2. Manufacturer-string resolution. Our 296 distinct "manufacturer" strings almost certainly reduce to roughly 60 to 100 actual underlying OEMs once the Western-storefront-to-OEM graph is properly resolved. "JKL Peptides," "JKL," and "JKL Biotech" may all refer to the same supply chain. We are rebuilding the mapping and will publish it when the graph is clean. Until then, per-manufacturer aggregates should be read as per-string, with the understanding that some strings collapse into each other.
3. test_score bimodality. Documented under "Scoring" above. Open.
4. HGH dimer-content re-extraction. Our current HGH dimer-content figure (5 of 23 batches with measurable dimerized somatropin) comes from an earlier manually-read 23-batch set. The expanded 60-batch HGH corpus has not yet been re-run for dimer analysis. That's a methodology pass scheduled for the next HGH update, not a published claim about the larger corpus.
How to reach us with corrections
For factual corrections, methodology disputes, missing sources, or anything in our published research that you think misrepresents the record: legal@titratelab.com. We read every message and respond to the substantive ones. Corrections that land in a published article are footnoted with the date of correction and, where the correspondent prefers attribution, a short acknowledgment.
Vendor and manufacturer names are used descriptively in our articles to identify parties in the documentary record. Inclusion is not endorsement. Exclusion is not condemnation. If you represent a vendor or lab and a passage misrepresents your operation, the same address applies.

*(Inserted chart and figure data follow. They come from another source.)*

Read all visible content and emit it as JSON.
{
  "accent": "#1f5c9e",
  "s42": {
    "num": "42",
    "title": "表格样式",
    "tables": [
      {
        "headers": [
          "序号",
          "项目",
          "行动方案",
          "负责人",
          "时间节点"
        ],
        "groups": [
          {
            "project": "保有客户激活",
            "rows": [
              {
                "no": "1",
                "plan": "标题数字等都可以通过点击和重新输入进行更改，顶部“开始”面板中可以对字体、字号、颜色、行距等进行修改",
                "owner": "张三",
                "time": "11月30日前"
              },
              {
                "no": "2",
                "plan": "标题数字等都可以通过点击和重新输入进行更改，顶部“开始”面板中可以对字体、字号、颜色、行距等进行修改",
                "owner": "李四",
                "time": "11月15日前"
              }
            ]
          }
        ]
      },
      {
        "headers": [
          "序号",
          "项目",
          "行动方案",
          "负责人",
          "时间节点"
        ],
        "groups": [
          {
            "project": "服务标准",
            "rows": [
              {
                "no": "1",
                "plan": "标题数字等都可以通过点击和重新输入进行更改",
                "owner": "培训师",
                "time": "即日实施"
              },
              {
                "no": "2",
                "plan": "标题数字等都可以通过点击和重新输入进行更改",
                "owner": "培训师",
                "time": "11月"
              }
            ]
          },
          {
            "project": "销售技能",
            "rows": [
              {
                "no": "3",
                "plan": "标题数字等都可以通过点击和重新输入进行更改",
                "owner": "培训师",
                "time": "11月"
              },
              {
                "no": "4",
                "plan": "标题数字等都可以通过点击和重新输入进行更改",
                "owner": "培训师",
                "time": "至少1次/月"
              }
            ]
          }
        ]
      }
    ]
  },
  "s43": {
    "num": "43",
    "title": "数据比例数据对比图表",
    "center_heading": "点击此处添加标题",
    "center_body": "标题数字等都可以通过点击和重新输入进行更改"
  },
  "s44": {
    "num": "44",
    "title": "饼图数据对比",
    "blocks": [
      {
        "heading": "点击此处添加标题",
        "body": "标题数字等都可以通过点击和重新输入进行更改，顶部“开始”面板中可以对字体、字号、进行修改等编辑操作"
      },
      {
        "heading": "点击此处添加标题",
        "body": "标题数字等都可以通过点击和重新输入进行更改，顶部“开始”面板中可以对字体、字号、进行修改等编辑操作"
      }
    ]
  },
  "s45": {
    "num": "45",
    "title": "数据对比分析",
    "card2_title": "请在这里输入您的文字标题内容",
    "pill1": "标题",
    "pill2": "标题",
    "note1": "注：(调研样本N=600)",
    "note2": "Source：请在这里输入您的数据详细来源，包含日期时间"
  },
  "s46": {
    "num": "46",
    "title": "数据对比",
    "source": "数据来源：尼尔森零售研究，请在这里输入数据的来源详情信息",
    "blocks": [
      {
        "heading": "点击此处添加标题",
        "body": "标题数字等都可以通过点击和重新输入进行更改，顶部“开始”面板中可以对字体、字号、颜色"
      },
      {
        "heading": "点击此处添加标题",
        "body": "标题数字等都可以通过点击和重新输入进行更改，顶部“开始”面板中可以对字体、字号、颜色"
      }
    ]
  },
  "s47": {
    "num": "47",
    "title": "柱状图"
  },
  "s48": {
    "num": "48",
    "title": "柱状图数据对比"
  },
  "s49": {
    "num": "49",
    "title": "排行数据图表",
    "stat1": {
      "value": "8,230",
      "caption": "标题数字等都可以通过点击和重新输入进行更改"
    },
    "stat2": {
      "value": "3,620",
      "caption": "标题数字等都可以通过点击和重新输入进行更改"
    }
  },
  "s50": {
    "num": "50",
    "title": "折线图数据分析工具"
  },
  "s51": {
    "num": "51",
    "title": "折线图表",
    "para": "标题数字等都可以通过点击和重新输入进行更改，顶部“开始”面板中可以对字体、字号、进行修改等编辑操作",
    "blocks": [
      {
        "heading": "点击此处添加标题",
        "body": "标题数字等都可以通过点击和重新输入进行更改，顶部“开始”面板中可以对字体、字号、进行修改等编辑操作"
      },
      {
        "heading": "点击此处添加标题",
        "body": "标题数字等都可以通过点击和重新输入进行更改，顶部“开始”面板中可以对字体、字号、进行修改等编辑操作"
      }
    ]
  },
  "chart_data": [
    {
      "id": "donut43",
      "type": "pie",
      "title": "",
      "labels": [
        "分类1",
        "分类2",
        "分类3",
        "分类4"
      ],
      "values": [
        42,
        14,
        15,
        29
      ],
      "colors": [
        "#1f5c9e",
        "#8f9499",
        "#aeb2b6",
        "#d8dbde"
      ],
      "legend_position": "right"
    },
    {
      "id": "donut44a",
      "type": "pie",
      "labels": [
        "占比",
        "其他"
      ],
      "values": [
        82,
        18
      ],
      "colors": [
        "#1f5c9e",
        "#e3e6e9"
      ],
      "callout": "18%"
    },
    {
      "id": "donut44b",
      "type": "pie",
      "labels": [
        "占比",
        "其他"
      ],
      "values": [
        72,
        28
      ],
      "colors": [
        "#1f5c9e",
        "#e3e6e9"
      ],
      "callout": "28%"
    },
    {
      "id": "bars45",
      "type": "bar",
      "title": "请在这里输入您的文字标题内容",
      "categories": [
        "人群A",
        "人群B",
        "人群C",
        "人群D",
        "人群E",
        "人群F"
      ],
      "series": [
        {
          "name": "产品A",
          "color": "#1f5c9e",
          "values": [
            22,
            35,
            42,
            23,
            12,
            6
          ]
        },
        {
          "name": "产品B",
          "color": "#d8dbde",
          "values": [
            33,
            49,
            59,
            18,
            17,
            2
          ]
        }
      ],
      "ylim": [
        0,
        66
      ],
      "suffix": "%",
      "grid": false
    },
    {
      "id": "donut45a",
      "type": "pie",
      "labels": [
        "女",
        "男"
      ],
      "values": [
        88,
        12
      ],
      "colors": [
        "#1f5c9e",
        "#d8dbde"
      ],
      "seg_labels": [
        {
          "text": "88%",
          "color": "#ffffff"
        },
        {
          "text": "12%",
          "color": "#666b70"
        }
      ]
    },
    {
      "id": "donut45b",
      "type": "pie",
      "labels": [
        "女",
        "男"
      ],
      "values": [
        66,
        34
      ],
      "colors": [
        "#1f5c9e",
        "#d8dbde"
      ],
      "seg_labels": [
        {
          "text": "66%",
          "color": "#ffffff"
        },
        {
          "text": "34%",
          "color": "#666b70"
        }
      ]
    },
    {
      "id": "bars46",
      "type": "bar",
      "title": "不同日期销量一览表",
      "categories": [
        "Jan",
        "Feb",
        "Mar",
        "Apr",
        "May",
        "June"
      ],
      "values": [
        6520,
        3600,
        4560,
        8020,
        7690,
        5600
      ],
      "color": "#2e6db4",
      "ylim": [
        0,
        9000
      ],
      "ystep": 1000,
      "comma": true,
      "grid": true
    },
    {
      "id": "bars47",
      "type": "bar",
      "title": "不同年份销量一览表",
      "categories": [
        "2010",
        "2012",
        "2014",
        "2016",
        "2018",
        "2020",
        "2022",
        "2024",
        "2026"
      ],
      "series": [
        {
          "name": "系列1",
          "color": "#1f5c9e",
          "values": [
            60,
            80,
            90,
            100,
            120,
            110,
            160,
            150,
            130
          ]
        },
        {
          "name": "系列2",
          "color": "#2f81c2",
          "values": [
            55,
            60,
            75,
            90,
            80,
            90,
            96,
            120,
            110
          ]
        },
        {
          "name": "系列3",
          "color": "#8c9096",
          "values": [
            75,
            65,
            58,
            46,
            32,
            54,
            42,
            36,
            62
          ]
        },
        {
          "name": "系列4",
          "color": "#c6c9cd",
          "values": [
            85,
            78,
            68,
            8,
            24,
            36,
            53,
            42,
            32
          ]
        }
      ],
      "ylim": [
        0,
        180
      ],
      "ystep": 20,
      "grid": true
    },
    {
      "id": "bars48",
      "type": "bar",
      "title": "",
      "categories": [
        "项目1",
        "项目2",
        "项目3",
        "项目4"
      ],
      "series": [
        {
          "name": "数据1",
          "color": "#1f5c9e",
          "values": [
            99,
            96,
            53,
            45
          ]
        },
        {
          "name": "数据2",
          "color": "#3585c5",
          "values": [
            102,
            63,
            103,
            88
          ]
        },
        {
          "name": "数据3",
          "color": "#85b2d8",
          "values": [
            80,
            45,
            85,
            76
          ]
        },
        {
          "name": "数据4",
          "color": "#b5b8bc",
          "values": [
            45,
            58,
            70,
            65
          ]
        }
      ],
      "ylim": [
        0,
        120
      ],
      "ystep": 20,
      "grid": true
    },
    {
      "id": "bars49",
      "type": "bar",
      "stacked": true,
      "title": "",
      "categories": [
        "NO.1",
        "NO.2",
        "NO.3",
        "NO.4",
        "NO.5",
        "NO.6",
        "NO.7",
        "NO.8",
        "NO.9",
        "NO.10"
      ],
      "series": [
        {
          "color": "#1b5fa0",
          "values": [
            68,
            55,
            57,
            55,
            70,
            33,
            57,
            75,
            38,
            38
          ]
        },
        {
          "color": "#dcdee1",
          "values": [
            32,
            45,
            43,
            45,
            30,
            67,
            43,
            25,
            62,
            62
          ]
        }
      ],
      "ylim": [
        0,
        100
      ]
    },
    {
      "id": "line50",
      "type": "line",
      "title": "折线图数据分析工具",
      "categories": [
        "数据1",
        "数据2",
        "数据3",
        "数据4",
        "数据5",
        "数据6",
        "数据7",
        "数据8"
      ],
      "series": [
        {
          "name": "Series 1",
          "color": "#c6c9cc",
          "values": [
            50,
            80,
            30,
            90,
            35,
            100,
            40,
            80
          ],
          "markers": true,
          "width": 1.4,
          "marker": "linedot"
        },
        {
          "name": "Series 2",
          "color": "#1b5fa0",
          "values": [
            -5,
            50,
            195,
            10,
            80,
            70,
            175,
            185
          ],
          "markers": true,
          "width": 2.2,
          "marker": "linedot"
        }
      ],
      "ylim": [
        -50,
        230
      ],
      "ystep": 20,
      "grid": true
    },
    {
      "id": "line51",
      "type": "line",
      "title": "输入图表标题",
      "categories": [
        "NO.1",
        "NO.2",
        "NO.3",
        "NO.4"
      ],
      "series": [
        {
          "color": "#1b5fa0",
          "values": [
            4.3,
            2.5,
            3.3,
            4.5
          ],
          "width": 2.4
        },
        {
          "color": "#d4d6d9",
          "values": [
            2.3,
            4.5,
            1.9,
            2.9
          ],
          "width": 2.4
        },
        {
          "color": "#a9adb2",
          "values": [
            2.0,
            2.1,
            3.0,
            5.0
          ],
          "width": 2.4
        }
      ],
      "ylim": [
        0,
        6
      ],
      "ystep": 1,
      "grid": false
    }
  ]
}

Every aggregate in a TitrateLab article is reproducible from the corpora described above. If you want to reproduce a specific figure and cannot, email us: we will either point you at the query, correct the article, or correct the pipeline. All three outcomes have happened in the past. This page will be revised as methodology evolves; material changes are logged in the site's git history and surfaced in article footnotes when they affect already-published numbers.